O conjunto de propostas acima referidas e as demais constantes do texto da proposta podem ser sintetizadas nalgumas palavras-chave: estabilidade, reforço das instituições e sentido de Estado.

Estabilidade, dos princípios fundamentais de uma Constituição com apenas 11 anos e aprovada com uma base bastante alargada de consenso. Estabilidade, para resistirmos à tentação de uma reforma profunda da Constituição sem que ela tenha tido a oportunidade de se afirmar, sem que o tempo a tenha testado o suficiente. Estabilidade, porque quanto maior ela for, mais rapidamente se consolidam as instituições e mais eficiência governativa conseguimos.

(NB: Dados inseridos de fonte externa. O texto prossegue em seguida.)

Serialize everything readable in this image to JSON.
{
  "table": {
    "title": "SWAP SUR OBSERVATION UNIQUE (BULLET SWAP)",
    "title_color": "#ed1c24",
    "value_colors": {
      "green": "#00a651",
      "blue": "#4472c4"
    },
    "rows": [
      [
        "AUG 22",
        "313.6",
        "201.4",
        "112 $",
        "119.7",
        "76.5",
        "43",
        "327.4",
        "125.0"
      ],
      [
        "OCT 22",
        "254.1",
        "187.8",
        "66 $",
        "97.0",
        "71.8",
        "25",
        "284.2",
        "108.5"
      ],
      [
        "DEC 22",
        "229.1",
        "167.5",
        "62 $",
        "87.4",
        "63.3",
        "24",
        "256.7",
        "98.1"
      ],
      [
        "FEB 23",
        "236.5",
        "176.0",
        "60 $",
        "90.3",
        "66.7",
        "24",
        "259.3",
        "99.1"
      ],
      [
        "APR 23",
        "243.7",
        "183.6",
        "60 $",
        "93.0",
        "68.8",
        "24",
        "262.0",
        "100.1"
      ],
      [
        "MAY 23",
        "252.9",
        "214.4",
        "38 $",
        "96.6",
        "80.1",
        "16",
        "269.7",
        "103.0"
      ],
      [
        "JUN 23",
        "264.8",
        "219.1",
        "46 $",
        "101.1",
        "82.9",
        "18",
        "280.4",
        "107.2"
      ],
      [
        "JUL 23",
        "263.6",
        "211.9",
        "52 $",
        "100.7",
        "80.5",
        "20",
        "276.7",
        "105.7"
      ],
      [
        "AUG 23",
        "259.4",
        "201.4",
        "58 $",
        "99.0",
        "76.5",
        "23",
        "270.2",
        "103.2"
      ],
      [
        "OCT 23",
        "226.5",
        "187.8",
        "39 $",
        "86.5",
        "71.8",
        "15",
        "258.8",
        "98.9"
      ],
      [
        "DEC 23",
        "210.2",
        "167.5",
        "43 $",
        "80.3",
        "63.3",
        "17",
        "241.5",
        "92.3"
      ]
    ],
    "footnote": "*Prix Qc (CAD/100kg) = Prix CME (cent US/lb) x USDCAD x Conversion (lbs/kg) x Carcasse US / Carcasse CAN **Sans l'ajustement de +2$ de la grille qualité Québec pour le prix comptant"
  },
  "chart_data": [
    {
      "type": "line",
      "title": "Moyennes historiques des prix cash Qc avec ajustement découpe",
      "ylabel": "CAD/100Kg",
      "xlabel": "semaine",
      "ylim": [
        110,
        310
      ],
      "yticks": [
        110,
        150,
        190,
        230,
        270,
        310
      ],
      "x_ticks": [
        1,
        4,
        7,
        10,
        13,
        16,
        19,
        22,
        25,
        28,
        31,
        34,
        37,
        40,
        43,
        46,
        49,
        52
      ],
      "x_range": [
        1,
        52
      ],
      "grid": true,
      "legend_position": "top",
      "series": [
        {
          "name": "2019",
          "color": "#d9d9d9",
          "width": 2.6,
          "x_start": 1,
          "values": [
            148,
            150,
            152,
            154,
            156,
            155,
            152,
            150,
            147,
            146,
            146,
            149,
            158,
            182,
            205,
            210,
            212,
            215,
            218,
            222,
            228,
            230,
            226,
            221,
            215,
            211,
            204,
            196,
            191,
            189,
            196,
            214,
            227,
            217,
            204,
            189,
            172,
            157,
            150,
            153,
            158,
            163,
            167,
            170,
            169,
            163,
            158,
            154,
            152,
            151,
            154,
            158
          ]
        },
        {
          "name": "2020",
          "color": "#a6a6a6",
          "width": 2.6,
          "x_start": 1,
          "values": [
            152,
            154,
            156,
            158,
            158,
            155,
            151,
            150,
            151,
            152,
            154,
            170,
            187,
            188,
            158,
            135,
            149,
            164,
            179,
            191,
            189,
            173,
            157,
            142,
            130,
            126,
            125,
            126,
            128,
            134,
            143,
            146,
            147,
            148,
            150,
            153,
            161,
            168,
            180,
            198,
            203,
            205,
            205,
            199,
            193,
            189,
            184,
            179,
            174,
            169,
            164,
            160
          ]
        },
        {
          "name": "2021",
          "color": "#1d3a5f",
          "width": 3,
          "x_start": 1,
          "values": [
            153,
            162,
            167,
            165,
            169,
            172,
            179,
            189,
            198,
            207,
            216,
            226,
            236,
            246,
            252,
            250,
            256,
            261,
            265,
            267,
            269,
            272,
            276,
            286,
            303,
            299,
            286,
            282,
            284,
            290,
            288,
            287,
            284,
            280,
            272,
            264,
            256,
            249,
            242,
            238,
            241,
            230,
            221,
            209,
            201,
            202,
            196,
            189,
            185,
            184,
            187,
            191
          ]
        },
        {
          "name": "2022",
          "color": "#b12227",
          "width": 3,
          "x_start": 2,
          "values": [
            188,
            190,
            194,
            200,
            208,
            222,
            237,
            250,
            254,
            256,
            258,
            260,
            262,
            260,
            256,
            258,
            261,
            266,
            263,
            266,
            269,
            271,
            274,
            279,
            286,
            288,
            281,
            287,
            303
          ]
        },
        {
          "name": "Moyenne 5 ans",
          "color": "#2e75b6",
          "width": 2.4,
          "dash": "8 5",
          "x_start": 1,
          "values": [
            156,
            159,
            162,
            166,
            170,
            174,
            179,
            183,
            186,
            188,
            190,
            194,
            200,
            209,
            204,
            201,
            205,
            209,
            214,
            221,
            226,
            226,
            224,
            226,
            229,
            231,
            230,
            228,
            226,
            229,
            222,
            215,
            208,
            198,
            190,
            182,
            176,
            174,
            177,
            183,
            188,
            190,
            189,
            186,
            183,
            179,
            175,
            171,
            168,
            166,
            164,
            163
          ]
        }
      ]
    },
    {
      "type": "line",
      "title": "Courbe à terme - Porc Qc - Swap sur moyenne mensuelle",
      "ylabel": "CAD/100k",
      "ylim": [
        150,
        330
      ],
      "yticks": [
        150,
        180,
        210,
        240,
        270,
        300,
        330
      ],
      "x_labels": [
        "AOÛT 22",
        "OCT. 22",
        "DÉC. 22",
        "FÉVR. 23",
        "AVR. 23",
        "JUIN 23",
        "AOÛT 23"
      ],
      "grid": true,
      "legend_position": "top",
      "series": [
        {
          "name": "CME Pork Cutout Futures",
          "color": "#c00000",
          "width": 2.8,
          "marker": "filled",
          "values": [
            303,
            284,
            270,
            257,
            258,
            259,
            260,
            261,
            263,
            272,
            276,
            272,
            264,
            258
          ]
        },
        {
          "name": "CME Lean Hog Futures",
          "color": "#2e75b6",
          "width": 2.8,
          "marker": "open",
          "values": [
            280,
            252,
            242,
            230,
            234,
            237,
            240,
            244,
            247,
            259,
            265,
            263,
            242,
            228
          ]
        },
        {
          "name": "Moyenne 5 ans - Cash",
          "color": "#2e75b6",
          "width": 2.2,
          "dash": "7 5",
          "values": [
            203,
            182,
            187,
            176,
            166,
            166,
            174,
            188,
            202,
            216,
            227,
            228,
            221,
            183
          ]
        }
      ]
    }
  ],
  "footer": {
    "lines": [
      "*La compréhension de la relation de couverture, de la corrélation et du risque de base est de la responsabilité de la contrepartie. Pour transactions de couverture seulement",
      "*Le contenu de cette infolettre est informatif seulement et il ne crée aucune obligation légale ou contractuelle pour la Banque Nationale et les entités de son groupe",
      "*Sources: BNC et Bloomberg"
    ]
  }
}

Reforço das instituições, para que estas prevaleçam sobre os indivíduos, para que o relacionamento interinstitucional decorra sem instabilidades relevantes e cada órgão desempenhe as suas funções de acordo com a sua vocação natural e constitucional. Reforço das instituições, porque instituições fortes fazem nações fortes.

Sentido de Estado, pela frontalidade das questões colocadas junto dos órgãos competentes, pelo conteúdo material das propostas e pela consciência de que uma revisão pontual bem sucedida é importante para o país. Sentido de Estado, para ver a proposta em discussão como uma proposta e apenas como uma proposta e que despoleta um processo de revisão constitucional há muito reclamado. Sentido de Estado, não só para apresentar propostas concretas, mas para se disponibilizar para o debate aberto e com o objectivo de construir consensos.

Ilustres Deputados

Estamos, pois, perante uma iniciativa de revisão constitucional pertinente, útil e necessária. Porque a clarificação se impõe e porque a estabilidade no relacionamento institucional o exige. Porque a carência de reforço institucional existe e precisa de ser eliminada. Para que a estabilidade política perdure e para que maior eficiência governativa se alcance. Porque as dinâmicas política e social demandam e porque a longevidade desejada da Constituição o exige. Para continuarmos a construir uma Pátria una e indivisível.

Trata-se de uma revisão pertinente, útil e necessária, para que a nossa Constituição seja uma melhor Constituição e um instrumento adequado à construção de uma sociedade de paz, justiça e progresso social.

Que se faça o debate e que vença ANGOLA!